Demokratik toplum vurgusu
Kadın mücadelesine işaret eden Çiğdem Kılıçgün Uçar, "Kadın üzerindeki egemenlik, inançtaki ve kimlikteki eşitsizliği de beraberinde getiriyor. Buna karşı mücadele etmek zorundayız. Bu dünyanın yükünü sırtında taşıyan kadınların mücadelesi, hem bu sürecin hem de toplumun özgür olmasının temel başlığıdır. Kadınların özgür olmadığı bir toplum demokratik olamaz. Demokratik siyaseti ve toplumu omuzlarında taşıyan kadınların yaşamına sınır çizmeye çalışan anlayışı kabul etmiyoruz" ifadelerini kullandı.
Buluşmalar, Kullikreş köyünün cemevinde yapılan değerlendirmelerin ardından sona erdi.
Agirî
TJA, DBP ve DEM Parti Agirî (Ağrı) Kadın Meclisi, 25 Kasım etkinlikleri kapsamında tutsak kadınlara kart gönderdi ve atölyeler düzenledi. Agirî kent merkezide bulunan Kêço Mahallesinde düzenlenen atölyeye DBP Örgütlenmeden Sorumlu Eş Genel Başkan Yardımcısı Narin Gezgör, DBP ve DEM Parti İl Eşbaşkanları ile çok sayıda kadın katıldı.

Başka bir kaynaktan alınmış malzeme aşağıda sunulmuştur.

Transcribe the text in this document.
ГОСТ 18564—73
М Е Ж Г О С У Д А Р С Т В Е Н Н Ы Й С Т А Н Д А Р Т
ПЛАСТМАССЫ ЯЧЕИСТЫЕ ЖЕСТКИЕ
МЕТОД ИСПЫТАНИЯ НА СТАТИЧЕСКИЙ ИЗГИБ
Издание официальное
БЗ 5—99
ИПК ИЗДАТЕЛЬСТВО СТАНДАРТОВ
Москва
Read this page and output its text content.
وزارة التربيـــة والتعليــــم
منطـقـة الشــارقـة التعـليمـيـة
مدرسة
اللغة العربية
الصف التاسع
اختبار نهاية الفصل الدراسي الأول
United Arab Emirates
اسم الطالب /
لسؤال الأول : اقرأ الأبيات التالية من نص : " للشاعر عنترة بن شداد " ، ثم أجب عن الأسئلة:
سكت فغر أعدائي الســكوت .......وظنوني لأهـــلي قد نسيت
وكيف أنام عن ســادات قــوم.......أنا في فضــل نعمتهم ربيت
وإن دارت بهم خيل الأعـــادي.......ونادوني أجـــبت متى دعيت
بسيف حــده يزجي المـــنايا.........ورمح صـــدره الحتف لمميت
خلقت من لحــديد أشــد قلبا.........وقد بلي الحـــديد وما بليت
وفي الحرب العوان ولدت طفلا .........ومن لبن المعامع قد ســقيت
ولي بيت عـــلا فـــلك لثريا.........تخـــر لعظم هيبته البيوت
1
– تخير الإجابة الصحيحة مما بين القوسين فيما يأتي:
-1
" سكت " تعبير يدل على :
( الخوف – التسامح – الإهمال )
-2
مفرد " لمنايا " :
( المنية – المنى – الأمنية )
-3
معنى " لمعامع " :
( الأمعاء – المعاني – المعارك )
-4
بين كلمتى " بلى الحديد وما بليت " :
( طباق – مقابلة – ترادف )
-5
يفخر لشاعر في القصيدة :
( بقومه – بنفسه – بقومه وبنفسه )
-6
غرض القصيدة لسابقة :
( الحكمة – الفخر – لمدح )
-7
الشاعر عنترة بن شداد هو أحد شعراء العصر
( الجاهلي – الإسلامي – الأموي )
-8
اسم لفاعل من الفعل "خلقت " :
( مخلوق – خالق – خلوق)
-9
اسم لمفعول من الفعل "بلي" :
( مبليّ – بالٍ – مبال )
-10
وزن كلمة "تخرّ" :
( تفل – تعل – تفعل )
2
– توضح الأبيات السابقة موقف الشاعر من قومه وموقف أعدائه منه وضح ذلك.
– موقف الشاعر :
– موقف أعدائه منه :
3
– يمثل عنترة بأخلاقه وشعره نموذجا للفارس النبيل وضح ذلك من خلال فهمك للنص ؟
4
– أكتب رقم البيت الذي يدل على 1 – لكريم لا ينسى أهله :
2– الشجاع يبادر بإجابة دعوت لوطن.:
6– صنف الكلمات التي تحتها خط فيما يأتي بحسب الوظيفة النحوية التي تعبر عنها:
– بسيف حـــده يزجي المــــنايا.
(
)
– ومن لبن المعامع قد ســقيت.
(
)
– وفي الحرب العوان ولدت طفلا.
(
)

Atölyede ilk olarak konuşan Narin Gezgör, uzun bir süredir birçok kentte kadınların köleleştirilmesi üzerine kadınlarla tartışmalar yürüttüklerini söyledi. 25 Kasım etkinlikleri kapsamında da birçok kente çeşitli etkinliklerle kadınlarla bir araya geldiklerini söyleyen Narin Gezgör, “Kadınlarla erkek egemen zihniyetinden nasıl kurtulabileceğimizi tartışıyoruz. Kadın özgürlük mücadelesi sadece dönemsel değildir. Çok uzun ve zorlu bir yoldur. Bizlere bu mücadeleyi bırakanlara minnettarız ve bu mücadeleyi daha da büyüteceğiz” dedi.
Ardından atölyeye katılan kadınlar, kadın özgürlük mücadelesi üzerine tartışmalarını sürdürdü.
Agirî merkezdeki atölyenin ardından Avakevir (Taşlıçay) ilçesinde de kadınlarla bir atölye düzenlendi. Burada da kadın özgürlük mücadelesi ve örgütlenmenin önemine dikkat çekildi.
Daha sonra kadınlar, cezaevindeki tutsak kadınlara kart gönderdi.
Program, “Jin jiyan azadî” sloganıyla son buldu.